A similar technique can be used for fron-to-back assessment, although that isn't quite as common a wear area.
O.K., I removed the 3 jaw and placed a piece of heavy stock in the spindle....pushed down on the stock and dialed in the dial indicator on the headstock right behind the threads.....dialed to "0".....then pulled up on the stock...... .002 difference.
However...with the 3 Jaw on the lathe and tight.....did the same thing to the same piece of stock mounted in the 3 jaw......sitting still.....dialed in too "0"....pushed down and readings varied with pressure but with nominal pressure..... .006...pulled up and went past "0" to .006 the other way...... ".012 difference".
I take it that is the slop in the spindle causing this as I was taking readings farther from the spindle bearing?
Possibly, I am not sure how you did it..... how much force, where the indicator was for the second measurement, how far in teh heavy stock was, etc.
With any measurement not AT the bearing, you are getting the increased lever arm movement, plus any movement that is due to sliding or tipping of any extra parts between the spindle and the indicator. Possibly also deflection of the spindle, or movement of the stock in the jaws, depending on how far in the stock is and where the indicator tip is put.
The S-B method is without extras attached, as per your first measurement.... right on the spindle collar.

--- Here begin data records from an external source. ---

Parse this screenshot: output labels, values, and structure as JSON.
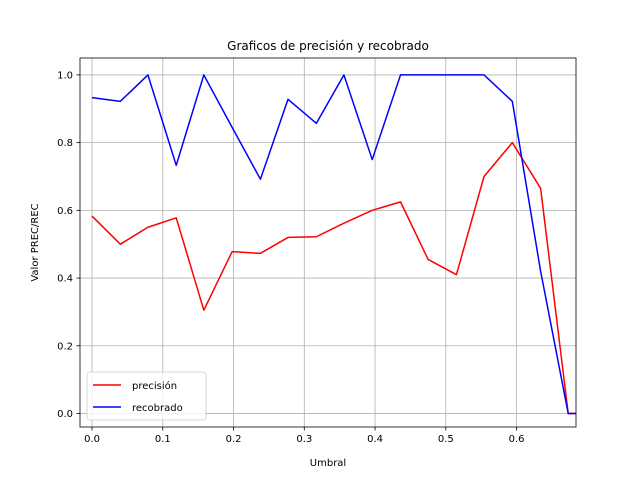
{
  "chart_data": {
    "type": "line",
    "title": "Graficos de precisión y recobrado",
    "xlabel": "Umbral",
    "ylabel": "Valor PREC/REC",
    "xlim": [
      -0.017,
      0.684
    ],
    "ylim": [
      -0.04,
      1.05
    ],
    "xticks": [
      0.0,
      0.1,
      0.2,
      0.3,
      0.4,
      0.5,
      0.6
    ],
    "xtick_labels": [
      "0.0",
      "0.1",
      "0.2",
      "0.3",
      "0.4",
      "0.5",
      "0.6"
    ],
    "yticks": [
      0.0,
      0.2,
      0.4,
      0.6,
      0.8,
      1.0
    ],
    "ytick_labels": [
      "0.0",
      "0.2",
      "0.4",
      "0.6",
      "0.8",
      "1.0"
    ],
    "grid": true,
    "legend_position": "lower-left",
    "x": [
      0.0,
      0.04,
      0.079,
      0.119,
      0.158,
      0.198,
      0.238,
      0.277,
      0.317,
      0.356,
      0.396,
      0.436,
      0.475,
      0.515,
      0.554,
      0.594,
      0.634,
      0.673,
      0.684
    ],
    "series": [
      {
        "name": "precisión",
        "color": "#ff0000",
        "values": [
          0.583,
          0.5,
          0.55,
          0.578,
          0.305,
          0.478,
          0.473,
          0.52,
          0.522,
          0.562,
          0.6,
          0.625,
          0.455,
          0.41,
          0.7,
          0.8,
          0.665,
          0.0,
          0.0
        ]
      },
      {
        "name": "recobrado",
        "color": "#0000ff",
        "values": [
          0.933,
          0.922,
          1.0,
          0.733,
          1.0,
          0.845,
          0.692,
          0.928,
          0.857,
          1.0,
          0.75,
          1.0,
          1.0,
          1.0,
          1.0,
          0.922,
          0.42,
          0.0,
          0.0
        ]
      }
    ]
  }
}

They specify, for a larger spindle nose diameter (2 1/4"), 50 to 75 lb force, I think. The stock should go right thru the spindle, or you are producing a bending of the spindle. I suspect this is part of what increased your second measurement, at least.
All you are wanting to measure is actual radial movement of the spindle within the bearing.
The 0.002 total is right in the area of "maybe"....... depending on spindle diameter, and depending on exactly how you did the pulling and pushing, how far the stock was in etc. Remember, stock right thru entire spindle, you want a "handle" not a "lever".
There has to be clearance for oil to "fit" in between the bearing and spindle and form a "wedge" oil film that takes the weight. So there must be some amount of slop. The 0.002 initially sounds a bit over, but I'd repeat, being sure to only apply up and down force, NO bending force on spindle..... stock clear thru spindle.